Alessandro Capponi per il “Corriere della Sera”
La motivazione, «scarso rendimento», sembrerebbe quasi benevola: perché i quattro autisti licenziati ieri dall’azienda di trasporto di Roma hanno accumulato, negli ultimi due anni, 900 giorni di assenza. E uno, tra questi infaticabili lavoratori, ha realizzato un piccolo record: dal 2013 al 2015 ha dato forfait in 403 occasioni. Praticamente, considerando che l’anno lavorativo di un conducente dell’Atac è di 260 giorni, negli ultimi due anni è rimasto a casa quattro giorni su cinque. Quando si dice la settimana corta. O il part-time.
Solo che lo stipendio, per i quattro cavalieri dell’assenteismo, correva proprio come quello dei loro colleghi che invece hanno quotidianamente affrontato il traffico di Roma e le proteste dei passeggeri esasperati da ritardi e corse saltate. Si faccia attenzione anche alle motivazione utilizzate per giustificare i 900 giorni di assenza: i due terzi (600 giorni) erano necessari per malattia.
E però — di fronte a una motivazione sacrosanta per non andare a lavorare, le cattive condizioni di salute — l’Atac ha predisposto sia «un lungo periodo di osservazione» con delle periodiche visite mediche per gli assenteisti, sia una statistica che certo aiuta a comprendere il fenomeno: nel 70 per cento dei casi la febbre è arrivata, naturalmente per coincidenza, dopo festività o riposi.
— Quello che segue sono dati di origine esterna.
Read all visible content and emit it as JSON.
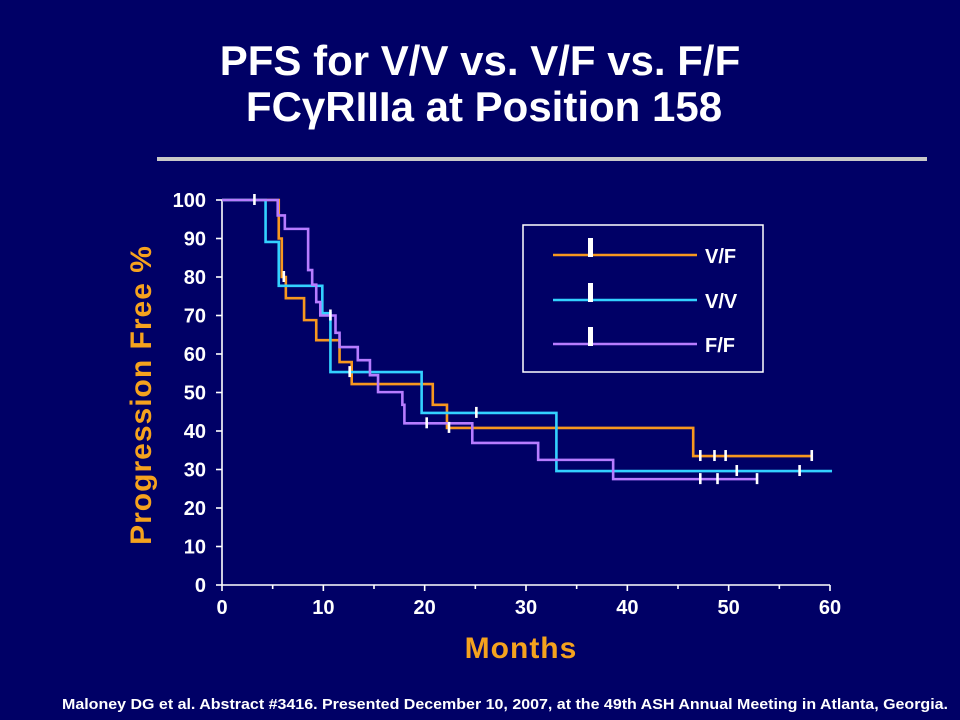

Così, sfruttando l’articolo 27 del Regio Decreto 148/31, i fantastici quattro dell’assenteismo sono stati cacciati. Il sindaco Ignazio Marino dice che non c’è «caccia alle streghe, qui si tratta di migliorare i trasporti che incidono sulla vita di milioni di romani». E cioè dei tanti che, ogni giorno, aspettano l’autobus. Per andare a lavorare.